Growth of order in order-disorder transitions: Tests of universality

Renormalization-group methods developed previously to treat the growth of order in unstable systems are extended and applied to the antiferromagnetic spin-exchange (AF SE) model for order-disorder transitions in binary alloys. The number-conservation law and fixed-length sum rule are properly preserved. Various scaling behaviors are identified and the corresponding scaling functions are determined and compared to those found in previous work on the spin-flip kinetic Ising (SF KI) model. While the AF SE and SF KI models both have a nonconserved scalar order parameter, their microscopic dynamics is very different, and no quantities are conserved in the SF case.

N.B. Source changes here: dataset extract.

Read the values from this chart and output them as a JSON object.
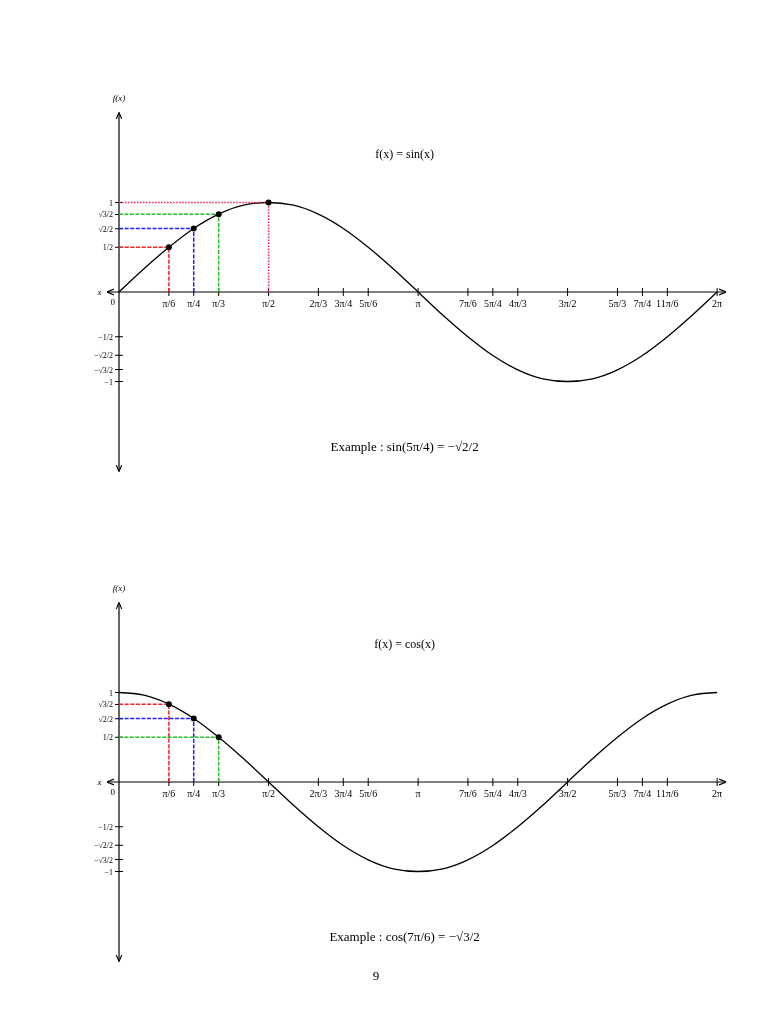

We investigate the dependence of the growth kinetics on these differences. We find that the scaling function for the quasistatic structure factor is universal for the models that we have studied. The scaling functions reflecting the dependence of the growth on the correlation length of the final equilibrium state, while quite similar for the various models, depend on both the presence of the conservation law and the choice of exchange probability. We have also carried out detailed comparisons of our results with Monte Carlo simulations for the scaling function for the structure factor, and the time dependence of the nearest-neighbor correlation function. The agreement between the theory and the simulations is excellent. In addition, we have carried out Monte Carlo simulations which verify directly the existence of the self-similar behavior on which our theory is founded.